La Childen’s Machine avrebbe dovuto consentire un salto di ben più che non di una generazione, ma il programma non riuscì mai ad arrivare a maturità per vari motivi, nonostante le intuizioni alla base (una macchina personale per ciascun bambino e non in un laboratorio, con un sistema operativo alternativo, open e programmabile, fatto meglio di quello di Microsoft) ci fossero tutte.

Soprattutto, un costruttore asiatico, la taiwanese Asus, vide negli OLPC un fantastico laptop sottopotenziato da vendere a basso o bassissimo costo ai bambini e soprattutto agli adulti ricchi (o relativamente ricchi, rispetto a indiani, africani, brasiliani) dell’Occidente.

Fu la rivoluzione del NetBook, computer supereconomici che invasero l’Europa e gli USA all’inizio del 2007 e furono gli antesignani sia degli strumenti Post PC di Apple che dei Chromebook di Google, oltre che – per le dimensioni – della categoria degli Ultrabook derivati dai MacBook Air (anche se con un fattore di prezzo completamente diverso). La storia avrebbe potuto essere molto diversa, invece fu solo una alternativa agli allora costosissimi ma potenzialmente sempre più popolari computer portatili.

olpc
Tornando a Papert, il suo impatto fu enorme, la sua eredità è gigantesca. Fu lui, per dire, a influenzare il giovane Alan Kay che ragionava sul concetto di Dynabook, che poi è l’antesignano dell’idea di computer portatile ripresa da Steve Jobs e madre di tutti i portatili che oggi abbiamo in mano. Minsky ha definito Papert uno dei “più grandi educatori per la matematica” mentre con la sua terza moglie, la professoressa del MIT Sherry Turkle, Papert ha scritto uno dei paper di ricerca più influenti, cioè “Epistemological Pluralism and the Revaluation of the Concrete”.

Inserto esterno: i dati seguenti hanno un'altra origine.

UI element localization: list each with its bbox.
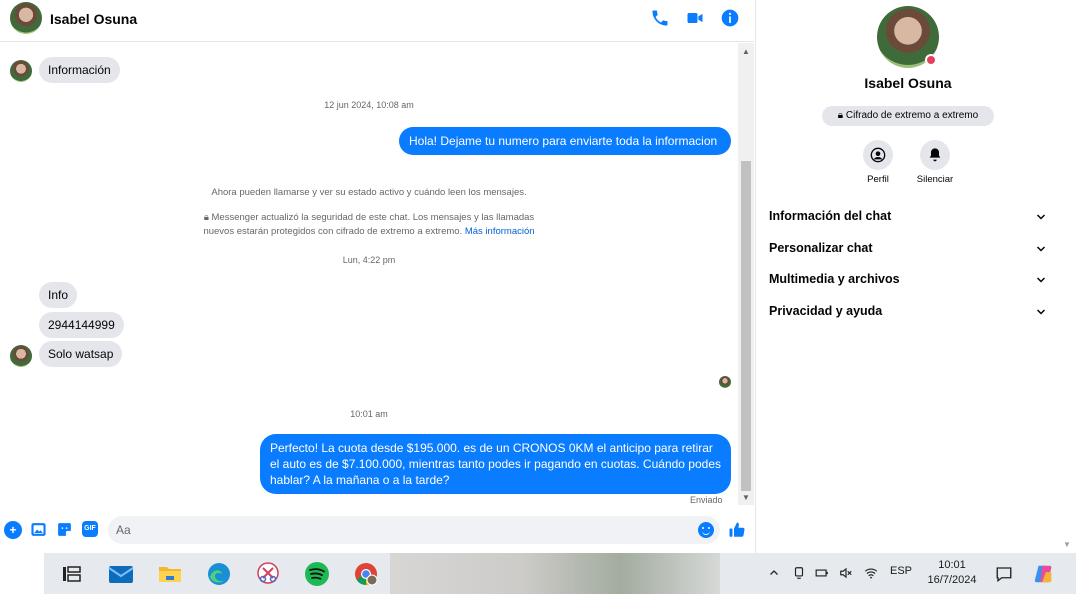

A seguito di un incidente avuto quando aveva già 78 anni, che ha portato a una operazione per eliminare un ematoma nella scatola cranica, e poi della setticemia derivante da questa operazione che ha portato alla sostituzione di una valvola cardiaca, Papert ha dovuto passare un lungo periodo di riabilitazione, aiutato da un team che ha lavorato su di lui con alcune delle tecniche di appredimento esperienziale che lo studioso aveva concettualizzato decenni prima.

La cosa più importante da ricordare di Papert però è l’impatto che il suo pensiero e la sua attività di ricerca hanno avuto per le teorie dell’apprendimento, dove ha potuto mettere al centro l’uso delle nuove tecnologie per l’apprendimento in generale, soprattutto all’interno delle strutture scolastiche. Da giovane, negli anni Cinquanta, quando viveva a Londra, fu anche una delle figure chiave attorno alla Socialist Review, la rivista nata attorno a un collettivo di ricercatori e intellettuali di sinistra.